Görüntülediğiniz mahkeme kararı kesinleşmiş bir karardır.

T.C.
İSTANBUL
BÖLGE ADLİYE MAHKEMESİ 13. HUKUK DAİRESİ
DOSYA NO: 2019/2384
KARAR NO : 2019/1741
T Ü R K M İ L L E T İ A D I N A
İ S T İ N A F K A R A R I
İNCELENEN KARARI VEREN
MAHKEME : İSTANBUL 14. ASLİYE TİCARET MAHKEMESİ
TARİHİ : 04/10/2019 ( Ara Karar/ Davacı İstinafı )

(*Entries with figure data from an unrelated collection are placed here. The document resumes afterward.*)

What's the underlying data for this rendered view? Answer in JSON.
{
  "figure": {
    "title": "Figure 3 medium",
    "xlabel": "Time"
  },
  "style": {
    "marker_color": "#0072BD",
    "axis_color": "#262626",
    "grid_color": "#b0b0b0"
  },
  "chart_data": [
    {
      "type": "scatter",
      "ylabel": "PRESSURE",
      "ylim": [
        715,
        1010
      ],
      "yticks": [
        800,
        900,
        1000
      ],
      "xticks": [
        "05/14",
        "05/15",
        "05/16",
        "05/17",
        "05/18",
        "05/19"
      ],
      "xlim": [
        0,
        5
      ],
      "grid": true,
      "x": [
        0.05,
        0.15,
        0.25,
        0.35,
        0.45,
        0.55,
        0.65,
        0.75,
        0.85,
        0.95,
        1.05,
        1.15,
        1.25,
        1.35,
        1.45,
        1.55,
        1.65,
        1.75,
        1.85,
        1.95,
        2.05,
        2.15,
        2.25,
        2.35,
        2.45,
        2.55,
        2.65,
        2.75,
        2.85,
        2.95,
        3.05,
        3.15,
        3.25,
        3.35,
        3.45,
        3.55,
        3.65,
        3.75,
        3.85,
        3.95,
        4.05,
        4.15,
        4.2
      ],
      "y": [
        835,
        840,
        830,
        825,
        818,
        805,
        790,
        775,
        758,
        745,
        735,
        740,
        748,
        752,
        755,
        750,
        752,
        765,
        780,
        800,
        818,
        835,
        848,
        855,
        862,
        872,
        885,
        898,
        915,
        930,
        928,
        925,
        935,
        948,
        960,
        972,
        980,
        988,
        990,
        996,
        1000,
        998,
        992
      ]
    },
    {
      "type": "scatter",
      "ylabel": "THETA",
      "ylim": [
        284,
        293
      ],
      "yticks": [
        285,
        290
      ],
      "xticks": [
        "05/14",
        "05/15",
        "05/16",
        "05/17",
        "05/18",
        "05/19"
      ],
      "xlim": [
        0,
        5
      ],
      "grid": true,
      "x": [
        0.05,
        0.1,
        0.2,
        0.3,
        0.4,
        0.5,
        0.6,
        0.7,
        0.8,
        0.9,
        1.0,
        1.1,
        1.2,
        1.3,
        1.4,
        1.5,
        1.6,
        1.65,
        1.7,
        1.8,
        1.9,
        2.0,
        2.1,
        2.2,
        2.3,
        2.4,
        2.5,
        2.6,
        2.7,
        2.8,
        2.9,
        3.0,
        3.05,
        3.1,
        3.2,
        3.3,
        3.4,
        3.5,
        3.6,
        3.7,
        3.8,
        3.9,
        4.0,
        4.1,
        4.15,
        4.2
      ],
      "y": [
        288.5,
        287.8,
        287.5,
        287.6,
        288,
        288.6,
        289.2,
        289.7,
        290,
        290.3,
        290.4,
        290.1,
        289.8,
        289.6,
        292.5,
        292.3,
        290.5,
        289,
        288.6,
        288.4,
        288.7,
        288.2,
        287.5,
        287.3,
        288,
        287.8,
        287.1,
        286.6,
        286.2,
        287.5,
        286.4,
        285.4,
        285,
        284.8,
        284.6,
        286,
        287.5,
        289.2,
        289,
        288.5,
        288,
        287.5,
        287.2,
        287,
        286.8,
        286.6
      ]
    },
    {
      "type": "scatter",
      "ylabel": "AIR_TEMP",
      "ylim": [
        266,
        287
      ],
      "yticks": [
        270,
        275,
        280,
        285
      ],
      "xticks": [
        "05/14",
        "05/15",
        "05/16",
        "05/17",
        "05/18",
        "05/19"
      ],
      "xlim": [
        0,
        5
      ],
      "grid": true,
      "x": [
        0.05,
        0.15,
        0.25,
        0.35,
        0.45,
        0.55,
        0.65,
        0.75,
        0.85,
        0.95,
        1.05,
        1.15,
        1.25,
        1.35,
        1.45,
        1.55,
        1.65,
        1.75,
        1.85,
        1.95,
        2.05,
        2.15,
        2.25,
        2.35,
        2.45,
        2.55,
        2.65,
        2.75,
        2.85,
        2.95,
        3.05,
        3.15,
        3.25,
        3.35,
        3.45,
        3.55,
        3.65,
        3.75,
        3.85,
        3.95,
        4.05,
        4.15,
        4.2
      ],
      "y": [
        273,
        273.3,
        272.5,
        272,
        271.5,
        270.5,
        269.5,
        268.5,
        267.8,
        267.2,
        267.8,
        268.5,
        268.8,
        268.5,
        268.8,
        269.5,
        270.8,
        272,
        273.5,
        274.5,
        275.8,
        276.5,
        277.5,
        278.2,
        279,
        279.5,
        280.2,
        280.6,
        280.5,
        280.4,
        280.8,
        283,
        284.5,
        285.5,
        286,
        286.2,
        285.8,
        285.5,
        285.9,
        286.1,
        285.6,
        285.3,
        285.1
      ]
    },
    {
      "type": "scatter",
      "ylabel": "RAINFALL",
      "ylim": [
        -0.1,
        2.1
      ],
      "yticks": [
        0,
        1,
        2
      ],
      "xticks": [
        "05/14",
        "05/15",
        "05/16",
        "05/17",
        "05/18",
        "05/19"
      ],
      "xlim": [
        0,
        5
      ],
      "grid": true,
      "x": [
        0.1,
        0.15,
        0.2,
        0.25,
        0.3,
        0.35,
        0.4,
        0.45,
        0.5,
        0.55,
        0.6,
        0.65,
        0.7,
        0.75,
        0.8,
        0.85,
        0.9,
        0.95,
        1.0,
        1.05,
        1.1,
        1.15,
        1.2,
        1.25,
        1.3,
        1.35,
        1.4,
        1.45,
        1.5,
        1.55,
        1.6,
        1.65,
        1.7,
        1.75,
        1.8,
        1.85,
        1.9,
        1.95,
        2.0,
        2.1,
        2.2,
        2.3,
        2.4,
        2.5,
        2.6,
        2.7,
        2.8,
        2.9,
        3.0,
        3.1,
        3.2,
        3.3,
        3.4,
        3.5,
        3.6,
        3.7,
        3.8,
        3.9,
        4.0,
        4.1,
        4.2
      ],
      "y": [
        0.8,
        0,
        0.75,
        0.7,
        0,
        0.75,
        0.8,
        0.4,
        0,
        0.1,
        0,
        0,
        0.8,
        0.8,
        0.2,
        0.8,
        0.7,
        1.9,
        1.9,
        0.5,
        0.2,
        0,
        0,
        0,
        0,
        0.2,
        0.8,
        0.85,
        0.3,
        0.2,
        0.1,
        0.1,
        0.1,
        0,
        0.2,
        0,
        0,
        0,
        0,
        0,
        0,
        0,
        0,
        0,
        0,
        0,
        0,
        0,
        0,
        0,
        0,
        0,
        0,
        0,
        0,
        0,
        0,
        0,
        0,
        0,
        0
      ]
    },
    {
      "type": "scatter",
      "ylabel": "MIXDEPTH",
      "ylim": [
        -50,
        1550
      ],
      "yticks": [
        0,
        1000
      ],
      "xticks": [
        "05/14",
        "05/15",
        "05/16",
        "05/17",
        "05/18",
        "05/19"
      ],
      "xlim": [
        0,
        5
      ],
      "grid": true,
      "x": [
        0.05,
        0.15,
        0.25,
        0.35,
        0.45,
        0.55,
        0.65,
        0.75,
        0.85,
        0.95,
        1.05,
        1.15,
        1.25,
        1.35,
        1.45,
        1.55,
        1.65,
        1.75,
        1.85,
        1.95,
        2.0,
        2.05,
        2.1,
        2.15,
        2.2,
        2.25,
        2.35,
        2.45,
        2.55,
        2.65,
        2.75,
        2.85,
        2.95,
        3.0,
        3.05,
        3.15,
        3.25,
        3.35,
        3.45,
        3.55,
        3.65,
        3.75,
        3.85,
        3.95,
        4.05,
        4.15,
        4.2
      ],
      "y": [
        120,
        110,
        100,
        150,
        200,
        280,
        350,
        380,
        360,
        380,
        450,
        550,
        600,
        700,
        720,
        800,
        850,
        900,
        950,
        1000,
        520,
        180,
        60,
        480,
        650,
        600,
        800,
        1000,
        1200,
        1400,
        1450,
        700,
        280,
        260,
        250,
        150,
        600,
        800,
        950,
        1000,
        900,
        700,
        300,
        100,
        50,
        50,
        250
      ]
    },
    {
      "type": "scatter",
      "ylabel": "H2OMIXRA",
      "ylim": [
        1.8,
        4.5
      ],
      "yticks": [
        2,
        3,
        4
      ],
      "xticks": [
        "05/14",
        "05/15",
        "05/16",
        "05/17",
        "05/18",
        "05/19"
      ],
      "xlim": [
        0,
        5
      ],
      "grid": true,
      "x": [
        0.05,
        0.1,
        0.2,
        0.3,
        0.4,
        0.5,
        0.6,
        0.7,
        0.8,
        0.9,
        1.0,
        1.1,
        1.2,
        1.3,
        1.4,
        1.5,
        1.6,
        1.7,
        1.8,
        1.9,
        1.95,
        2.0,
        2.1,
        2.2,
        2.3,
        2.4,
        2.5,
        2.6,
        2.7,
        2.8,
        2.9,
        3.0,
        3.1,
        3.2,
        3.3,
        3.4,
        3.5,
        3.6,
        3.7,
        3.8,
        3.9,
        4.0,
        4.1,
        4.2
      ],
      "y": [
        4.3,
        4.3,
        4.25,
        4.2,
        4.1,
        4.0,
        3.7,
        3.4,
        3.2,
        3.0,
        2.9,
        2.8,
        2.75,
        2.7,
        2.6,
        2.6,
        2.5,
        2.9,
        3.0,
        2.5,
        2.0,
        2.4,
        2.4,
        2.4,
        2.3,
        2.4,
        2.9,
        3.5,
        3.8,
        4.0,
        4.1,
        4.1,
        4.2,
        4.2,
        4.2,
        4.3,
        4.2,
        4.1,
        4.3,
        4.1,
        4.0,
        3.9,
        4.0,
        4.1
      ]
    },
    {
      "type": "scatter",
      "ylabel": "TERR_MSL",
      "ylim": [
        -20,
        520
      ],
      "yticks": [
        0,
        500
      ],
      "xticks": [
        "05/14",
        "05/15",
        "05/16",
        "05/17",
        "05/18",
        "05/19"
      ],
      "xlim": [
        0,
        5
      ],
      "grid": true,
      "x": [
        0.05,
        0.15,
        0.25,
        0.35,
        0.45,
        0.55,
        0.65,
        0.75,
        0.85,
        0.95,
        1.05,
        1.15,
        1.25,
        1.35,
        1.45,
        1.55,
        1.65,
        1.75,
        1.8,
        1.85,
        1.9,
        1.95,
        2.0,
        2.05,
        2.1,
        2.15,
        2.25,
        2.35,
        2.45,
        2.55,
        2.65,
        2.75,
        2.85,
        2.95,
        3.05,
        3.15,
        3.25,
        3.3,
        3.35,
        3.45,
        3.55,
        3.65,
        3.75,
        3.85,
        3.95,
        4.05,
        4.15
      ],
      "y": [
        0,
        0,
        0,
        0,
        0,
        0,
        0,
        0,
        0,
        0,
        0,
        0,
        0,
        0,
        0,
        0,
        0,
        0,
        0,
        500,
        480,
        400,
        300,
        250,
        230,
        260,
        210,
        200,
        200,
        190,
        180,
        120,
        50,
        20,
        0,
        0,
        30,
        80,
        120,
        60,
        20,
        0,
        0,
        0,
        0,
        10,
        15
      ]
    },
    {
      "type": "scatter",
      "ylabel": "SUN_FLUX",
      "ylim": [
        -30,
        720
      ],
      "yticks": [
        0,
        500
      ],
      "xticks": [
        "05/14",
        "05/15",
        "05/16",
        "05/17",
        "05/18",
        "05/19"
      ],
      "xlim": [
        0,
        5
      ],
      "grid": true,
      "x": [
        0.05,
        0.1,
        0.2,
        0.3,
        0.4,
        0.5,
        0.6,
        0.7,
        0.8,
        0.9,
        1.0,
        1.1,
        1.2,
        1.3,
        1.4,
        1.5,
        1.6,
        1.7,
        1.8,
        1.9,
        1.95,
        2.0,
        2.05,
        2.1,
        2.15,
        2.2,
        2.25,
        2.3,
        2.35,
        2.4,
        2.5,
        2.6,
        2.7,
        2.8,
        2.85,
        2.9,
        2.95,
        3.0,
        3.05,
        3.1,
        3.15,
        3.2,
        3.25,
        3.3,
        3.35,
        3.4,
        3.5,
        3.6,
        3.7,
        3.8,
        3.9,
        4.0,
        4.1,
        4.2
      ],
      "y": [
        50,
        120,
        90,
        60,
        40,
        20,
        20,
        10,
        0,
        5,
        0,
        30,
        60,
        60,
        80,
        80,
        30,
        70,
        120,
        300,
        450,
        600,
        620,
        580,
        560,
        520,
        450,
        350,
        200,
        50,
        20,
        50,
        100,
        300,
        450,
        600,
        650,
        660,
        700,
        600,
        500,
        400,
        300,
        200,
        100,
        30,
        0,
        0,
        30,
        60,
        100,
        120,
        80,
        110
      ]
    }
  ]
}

DAVA: Ticari Şirket (Genel Kurul Kararının İptali İstemli)
KARAR TARİHİ : 04/12/2019
TARAFLARIN İDDİA VE SAVUNMALARININ ÖZETİ: Davacılar vekili dava dilekçesinde özetle; …Ticaret ve Sanayi A.Ş.’ nin 21/03/2019 tarihli Olağan Genel Kurul toplantısında alınan 7, 8, 12 numaralı ve 29/04/2019 tarihli Ertelenen Olağan Genel Kurul toplantısında alınan 2, 3, 5, 7, 8 ve 9 numaralı gündem maddelerine ilişkin olarak alınan kararların öncelikle icralarının geri bırakılmasına ve ardından da iptaline karar verilmesini talep etmiştir. Davacılar vekilinin 25/09/2019 tarihli talep içerikli beyan dilekçesinde özetle; davaya konu genel kurul kararlarının hangi gerekçelerle iptal edilmesi gerektiğinin ayrı ayrı detaylı bir şekilde açıklandığını, davalı şirketin müvekkillerinin kurucu ortak olmadığından bahisle 1979-2012 yılları arasındaki dönemi 1976 yılında kurulan şirket için önemsiz bir zaman dilimiymiş gibi addederek taleplerinin haksız olduğunu, davalı şirket müvekkilleri … ve …’ nın iş akitlerinin haklı nedenlerle sona erdiği iddialarının hukuki geçerliliği olmadığını, müvekkilinin yönetim kurulu üyesi olarak görev yaptığı dönemde şirket aleyhine hiçbir işlem yapmadığını şirketi zarara uğratmadığını, yönetim kurulu üyelerine ödenecek ücret şirketin mali durumu ile doğrudan ilgili olduğunu, genel kurul kararlarının şirket ana sözleşmesine uygun olması kararlarının dürüstlük kuralına aykırılığını bertaraf etmemekte olduğunu, yönetim kuruluna tüm anlamıyla hakim olan …l Ailesinin bu yetkisini kötüye kullandığını ve yönetim kurulu üye sayısının 3’e düşürülmesi kararının ardındaki amacın şirkete % 40 pay sahibi olan müvekkilleri zarara uğratmak onları şirket yönetiminden uzaklaştırmak olduğunun açıkça kanıtlandığını, müvekkillerinin şirket yönetimindeki varlıklarının 2012 yılında tamamen sona erdiğini belirterek davaya konu genel kurul kararlarının icralarının geri bırakılmasını talep etmiştir. Davalı vekili 01/08/2019 tarihli cevap dilekçesinde özetle; şirketin bünyesinde çok sayıda işçi çalışan olduğunu, milyonlarca dolarlık ihracatı ile birlikte dava konusu 2018 yılı itibari ile milyonlarca lirayı aşan miktarda ciro yarattığını, büyük bir ekonomik hareketliliği olan şirketin çalışamaz hale gelmesi sonucu doğuracağını, bu sebeple telafisi imkansız ağır mağduriyetlerin meydana gelmesinin kaçınılmaz bir hal alacağının, azınlık pay sahiplerinin haklarını ihlal eder hukuka aykırı hiç bir durum söz konusu olmadığını belirterek takdir olunacak tutarda nakdi teminat gösterilmesini talep etmiştir.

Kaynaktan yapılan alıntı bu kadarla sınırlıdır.